Para início de conversa, a primeira aproximação que desejo sustentar é a necessidade de se defrontar com experiências diferenciadas de sofrimento social na pandemia, pelo viés de uma análise densa, sensível e nuançada, mas sem escorregar no intervencionismo, no moralismo ou em qualquer sorte de fundamentalismos teóricos e políticos.
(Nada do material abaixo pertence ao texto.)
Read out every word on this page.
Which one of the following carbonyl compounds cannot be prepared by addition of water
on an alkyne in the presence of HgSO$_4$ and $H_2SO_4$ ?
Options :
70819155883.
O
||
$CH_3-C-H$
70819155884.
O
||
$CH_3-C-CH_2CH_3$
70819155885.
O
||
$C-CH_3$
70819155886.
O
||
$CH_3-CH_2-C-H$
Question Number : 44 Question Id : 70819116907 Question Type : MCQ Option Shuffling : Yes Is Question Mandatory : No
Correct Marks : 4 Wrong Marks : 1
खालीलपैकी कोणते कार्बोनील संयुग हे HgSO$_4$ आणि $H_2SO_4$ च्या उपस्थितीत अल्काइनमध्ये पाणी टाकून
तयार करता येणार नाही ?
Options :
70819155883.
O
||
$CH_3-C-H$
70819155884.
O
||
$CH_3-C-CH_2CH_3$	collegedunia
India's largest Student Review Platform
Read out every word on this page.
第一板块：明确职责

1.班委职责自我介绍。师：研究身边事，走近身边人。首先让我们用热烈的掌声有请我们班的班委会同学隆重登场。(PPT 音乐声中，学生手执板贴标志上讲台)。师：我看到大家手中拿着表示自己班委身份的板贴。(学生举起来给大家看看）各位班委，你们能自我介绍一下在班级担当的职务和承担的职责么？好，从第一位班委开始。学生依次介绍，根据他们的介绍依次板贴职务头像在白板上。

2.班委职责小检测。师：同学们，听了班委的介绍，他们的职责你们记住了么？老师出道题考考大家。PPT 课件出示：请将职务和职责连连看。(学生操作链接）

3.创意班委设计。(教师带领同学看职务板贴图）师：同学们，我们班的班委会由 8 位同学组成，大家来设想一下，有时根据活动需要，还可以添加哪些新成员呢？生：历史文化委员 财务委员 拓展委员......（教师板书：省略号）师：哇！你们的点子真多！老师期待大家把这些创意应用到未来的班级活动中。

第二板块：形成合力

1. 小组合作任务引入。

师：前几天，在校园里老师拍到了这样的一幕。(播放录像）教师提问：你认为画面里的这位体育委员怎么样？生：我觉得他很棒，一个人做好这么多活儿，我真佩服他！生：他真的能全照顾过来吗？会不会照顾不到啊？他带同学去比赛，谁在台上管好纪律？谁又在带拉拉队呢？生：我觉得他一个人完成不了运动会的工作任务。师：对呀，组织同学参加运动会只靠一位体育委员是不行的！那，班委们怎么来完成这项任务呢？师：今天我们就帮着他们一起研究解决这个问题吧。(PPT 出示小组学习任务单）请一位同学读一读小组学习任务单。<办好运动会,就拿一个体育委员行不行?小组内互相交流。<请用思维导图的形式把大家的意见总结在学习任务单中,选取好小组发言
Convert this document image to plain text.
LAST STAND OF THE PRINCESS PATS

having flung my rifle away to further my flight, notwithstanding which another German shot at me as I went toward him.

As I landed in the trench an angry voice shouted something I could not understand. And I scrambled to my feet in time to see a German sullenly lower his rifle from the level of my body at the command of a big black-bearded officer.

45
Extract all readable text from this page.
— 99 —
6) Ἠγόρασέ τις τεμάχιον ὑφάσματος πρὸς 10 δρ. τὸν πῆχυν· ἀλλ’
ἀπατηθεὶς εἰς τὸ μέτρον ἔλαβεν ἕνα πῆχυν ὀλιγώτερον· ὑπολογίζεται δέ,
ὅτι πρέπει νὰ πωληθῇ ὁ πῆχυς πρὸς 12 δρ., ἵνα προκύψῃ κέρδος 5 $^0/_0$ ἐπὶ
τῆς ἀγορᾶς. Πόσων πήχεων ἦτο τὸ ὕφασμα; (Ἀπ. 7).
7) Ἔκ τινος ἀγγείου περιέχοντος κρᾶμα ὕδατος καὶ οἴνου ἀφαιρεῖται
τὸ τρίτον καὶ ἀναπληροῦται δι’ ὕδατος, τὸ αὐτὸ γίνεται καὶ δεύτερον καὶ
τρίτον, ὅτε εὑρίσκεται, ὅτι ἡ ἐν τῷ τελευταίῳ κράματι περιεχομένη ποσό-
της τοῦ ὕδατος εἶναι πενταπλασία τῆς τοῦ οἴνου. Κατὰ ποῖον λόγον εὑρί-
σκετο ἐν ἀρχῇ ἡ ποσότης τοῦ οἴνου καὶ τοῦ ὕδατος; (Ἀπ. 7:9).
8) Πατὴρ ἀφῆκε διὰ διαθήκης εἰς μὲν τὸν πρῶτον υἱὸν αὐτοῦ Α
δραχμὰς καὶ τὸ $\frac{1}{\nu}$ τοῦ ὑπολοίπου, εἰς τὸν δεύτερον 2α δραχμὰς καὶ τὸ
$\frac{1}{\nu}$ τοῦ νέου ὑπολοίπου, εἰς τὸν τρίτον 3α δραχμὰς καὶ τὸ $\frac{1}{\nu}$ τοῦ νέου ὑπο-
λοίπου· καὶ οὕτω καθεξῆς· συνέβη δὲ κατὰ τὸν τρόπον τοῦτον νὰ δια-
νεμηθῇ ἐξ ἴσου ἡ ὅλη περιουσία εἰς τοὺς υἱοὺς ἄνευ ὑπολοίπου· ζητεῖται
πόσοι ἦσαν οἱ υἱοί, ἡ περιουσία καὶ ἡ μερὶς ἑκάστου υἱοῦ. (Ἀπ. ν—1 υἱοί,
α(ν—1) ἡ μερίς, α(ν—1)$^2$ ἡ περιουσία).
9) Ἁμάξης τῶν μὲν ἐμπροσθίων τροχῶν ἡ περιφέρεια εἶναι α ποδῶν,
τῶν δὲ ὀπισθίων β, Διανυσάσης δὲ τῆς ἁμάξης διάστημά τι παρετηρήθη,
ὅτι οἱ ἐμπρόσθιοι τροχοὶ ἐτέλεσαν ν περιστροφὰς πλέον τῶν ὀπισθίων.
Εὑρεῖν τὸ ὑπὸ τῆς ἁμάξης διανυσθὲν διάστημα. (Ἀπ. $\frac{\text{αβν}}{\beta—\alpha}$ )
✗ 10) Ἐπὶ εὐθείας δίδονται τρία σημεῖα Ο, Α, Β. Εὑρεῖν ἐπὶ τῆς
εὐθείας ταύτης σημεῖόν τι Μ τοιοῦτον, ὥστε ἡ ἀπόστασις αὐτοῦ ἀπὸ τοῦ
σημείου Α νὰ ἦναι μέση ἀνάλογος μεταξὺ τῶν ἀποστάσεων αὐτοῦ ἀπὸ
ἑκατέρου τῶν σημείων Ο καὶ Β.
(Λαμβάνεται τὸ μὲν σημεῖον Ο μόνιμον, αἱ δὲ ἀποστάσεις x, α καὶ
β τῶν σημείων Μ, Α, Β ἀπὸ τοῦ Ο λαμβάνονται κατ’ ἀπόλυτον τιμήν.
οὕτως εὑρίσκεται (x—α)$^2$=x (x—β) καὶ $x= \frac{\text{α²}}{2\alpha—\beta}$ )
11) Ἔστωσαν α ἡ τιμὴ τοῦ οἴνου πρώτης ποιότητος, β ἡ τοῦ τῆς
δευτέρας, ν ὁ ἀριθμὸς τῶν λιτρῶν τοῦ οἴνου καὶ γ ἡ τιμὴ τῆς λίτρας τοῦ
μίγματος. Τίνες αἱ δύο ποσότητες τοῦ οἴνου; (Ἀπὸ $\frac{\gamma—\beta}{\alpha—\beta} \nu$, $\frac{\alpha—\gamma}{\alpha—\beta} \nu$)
Tempos de Pandemia: reflexões sobre o caso Brasil, portanto, é uma tentativa de contribuir como cientistas sociais para a produção de conhecimentos, compreensão de fenômenos sociais, abertura de debates profícuos, e possibilidade de "reflexão crítica da situação-limite", como aponta Koury na introdução à coletânea objeto dessa resenha. A coletânea se enquadra, justamente, na urgência dessa contribuição e no reconhecimento teórico-metodológico que o saber-fazer das ciências sociais é capaz de oferecer ao examinar os dilemas, desafios, rupturas, contradições, emoções e as ambiguidades de sensibilidades individuais e coletivas, no marco de uma ordem social polifônica e conflitiva. Todavia, é importante destacar que o próprio título do livro sugere um interessante debate nas ciências sociais ao optar pelo plural no uso da categoria analítica tempo.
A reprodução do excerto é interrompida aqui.